In the first 25 years of SMUD’s free shade tree program they were deciduous trees only because of energy savings—in the summertime, you want shade, and in the wintertime, you want the sun to come through the branches to warm your house.
There are many great places for evergreen trees when you look at increasing canopy cover [which benefits the entire city, not just one house]. So by including evergreen trees now, they switched from focusing strictly on energy conservation with some air quality benefits to adding a climate resiliency program that also benefits tree canopies.
But we need to build a better grassroots movement, like what Jessica did [with Casey Trees] in Washington, D.C., which I’d love to do here. They had a Citizen Forester certification. They went into every neighborhood that was interested and they informed people, educated people and trained them on how to advocate for trees, neighborhood by neighborhood. So when a development came up—from a park to a home to a street—the residents were down there saying, “Where are the trees?”
The Sacramento Metropolitan Air Quality Management District used to help small nonprofits and individuals review Environmental Impact Reports on new [real estate] developments so that people could advocate for air quality measures in their neighborhoods. We need to replicate that for our tree canopy.

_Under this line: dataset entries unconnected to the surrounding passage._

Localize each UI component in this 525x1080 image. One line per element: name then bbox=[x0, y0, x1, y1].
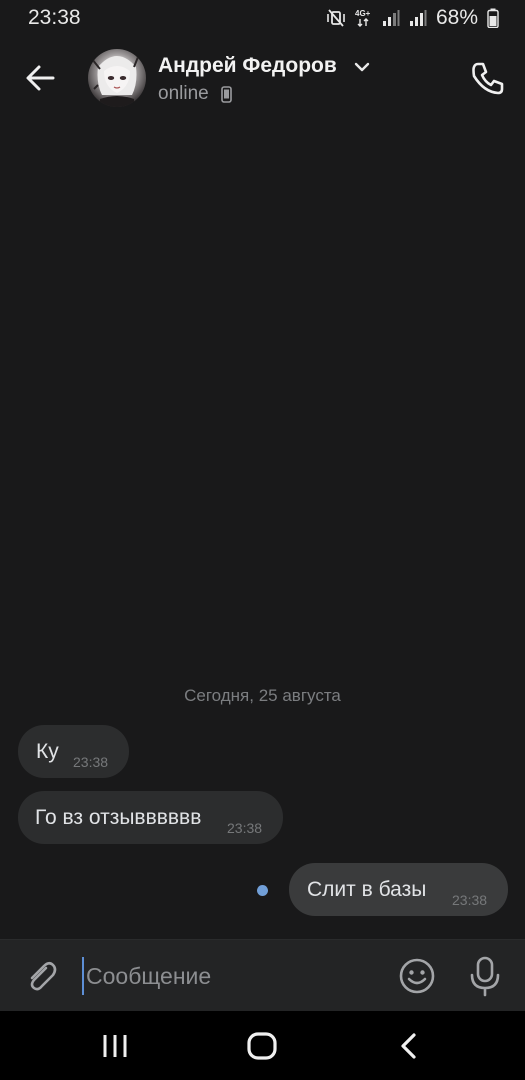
message-input[interactable] bbox=[82, 957, 376, 995]
battery-percent: 68% bbox=[435, 6, 478, 29]
message-time: 23:38 bbox=[452, 892, 488, 908]
message-outgoing[interactable]: Слит в базы 23:38 bbox=[289, 863, 508, 916]
phone-icon bbox=[472, 62, 504, 95]
message-composer bbox=[0, 939, 525, 1011]
microphone-icon[interactable] bbox=[466, 955, 504, 1002]
back-arrow-icon bbox=[26, 65, 55, 91]
message-time: 23:38 bbox=[227, 820, 263, 836]
message-incoming[interactable]: Ку 23:38 bbox=[18, 725, 129, 778]
message-text: Го вз отзывввввв bbox=[35, 806, 202, 829]
message-time: 23:38 bbox=[73, 754, 109, 770]
svg-text:4G+: 4G+ bbox=[355, 9, 371, 18]
date-separator: Сегодня, 25 августа bbox=[184, 686, 341, 705]
system-nav-bar bbox=[0, 1011, 525, 1080]
chevron-down-icon[interactable] bbox=[354, 60, 370, 78]
battery-icon bbox=[487, 8, 499, 28]
status-bar: 23:38 4G+ 68% bbox=[0, 0, 525, 36]
emoji-icon[interactable] bbox=[398, 957, 436, 1000]
signal-icon bbox=[409, 9, 427, 27]
back-icon[interactable] bbox=[396, 1031, 422, 1066]
home-icon[interactable] bbox=[246, 1031, 278, 1066]
back-button[interactable] bbox=[20, 58, 60, 98]
message-text: Слит в базы bbox=[307, 878, 427, 901]
mobile-device-icon bbox=[221, 86, 232, 108]
status-icons: 4G+ 68% bbox=[326, 6, 499, 30]
status-time: 23:38 bbox=[28, 6, 81, 29]
unread-indicator bbox=[257, 885, 268, 896]
contact-name[interactable]: Андрей Федоров bbox=[158, 54, 337, 78]
mute-vibrate-icon bbox=[326, 8, 346, 28]
chat-header: Андрей Федоров online bbox=[0, 40, 525, 116]
paperclip-icon[interactable] bbox=[22, 957, 60, 1000]
message-incoming[interactable]: Го вз отзывввввв 23:38 bbox=[18, 791, 283, 844]
call-button[interactable] bbox=[468, 58, 508, 98]
recent-apps-icon[interactable] bbox=[100, 1033, 130, 1064]
contact-status: online bbox=[158, 83, 209, 104]
network-4g-icon: 4G+ bbox=[355, 8, 373, 28]
signal-icon bbox=[382, 9, 400, 27]
avatar[interactable] bbox=[88, 49, 146, 107]
message-text: Ку bbox=[36, 740, 59, 763]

And if you’re an average citizen who is not a former city councilman, who was not the director of the Tree Foundation, what can you do?
Your choices are nearly unlimited. You have the Tree Foundation to go to and ask for assistance, help, resources—and free trees! And every day, an elected official or a planner or an economic manager in your city or your county is making a decision about your neighborhood. Every day.
We live in a forest. And this is a people-driven forest. So you have to believe that everybody has the capacity and the ability to be a leader, even if that means just watering a tree once a week in the summertime. That’s leadership.